In James, we meet someone who understood the value of hard work from a young age. He took on responsibilities and challenges that positioned him for success. He didn’t seek the easy way, as I had done as a young man. On the contrary, the Air Force exposed James to the value of discipline and training. Lessons from his cumulative experiences catapulted James to the highest levels of corporate success.

It’s never too early, and it’s never too late to prepare for success. Employers and customers judge a person on the value a person can provide—but a person must learn to sell strengths, just as the chef that persuaded Jim to extend an opportunity.

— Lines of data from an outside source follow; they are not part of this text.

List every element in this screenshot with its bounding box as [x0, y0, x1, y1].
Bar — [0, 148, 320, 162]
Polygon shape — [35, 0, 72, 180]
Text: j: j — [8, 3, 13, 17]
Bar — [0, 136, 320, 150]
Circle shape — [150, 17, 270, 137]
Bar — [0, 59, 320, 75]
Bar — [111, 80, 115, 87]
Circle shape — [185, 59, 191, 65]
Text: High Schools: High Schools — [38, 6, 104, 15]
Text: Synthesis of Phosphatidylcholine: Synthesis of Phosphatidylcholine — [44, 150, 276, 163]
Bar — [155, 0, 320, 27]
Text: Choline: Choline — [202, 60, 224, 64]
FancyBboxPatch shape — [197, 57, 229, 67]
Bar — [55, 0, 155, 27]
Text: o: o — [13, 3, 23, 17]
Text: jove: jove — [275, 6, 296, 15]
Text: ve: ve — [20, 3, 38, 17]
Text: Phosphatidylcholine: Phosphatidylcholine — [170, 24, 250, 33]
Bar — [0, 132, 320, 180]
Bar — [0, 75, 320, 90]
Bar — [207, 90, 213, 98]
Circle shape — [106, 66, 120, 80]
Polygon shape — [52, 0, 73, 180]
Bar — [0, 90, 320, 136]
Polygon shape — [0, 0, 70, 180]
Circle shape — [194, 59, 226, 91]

As with each lesson, we invite participants to embark upon a journey of personal development. The following questions may prompt next steps.

Self-directed Learning:

  • Choose any three of the following questions. Write a three-paragraph response, with a minimum of three sentences in each paragraph (minimum of nine sentences for each response).
  1. In what ways did James help create his ability to succeed?
  2. How can you emulate James to create your recipe for success?
  3. How can you develop mentors that will influence your prospects for success?
  4. In what ways are you holding yourself accountable?
  5. How would you respond to prospective employer that asked why you’re a worthy candidate?
  6. What unique passion do you possess that might fuel an entrepreneurial venture?
  7. Identify five steps to position yourself for higher levels of success going forward.
  8. Describe three ways that the military improved Jim’s chances for success?
  9. Why does Jim say accountability is crucial for an individual and to an organization?
  10. What lessons did Jim learn from Yammer when the company grew from six employees to more than 500 employees?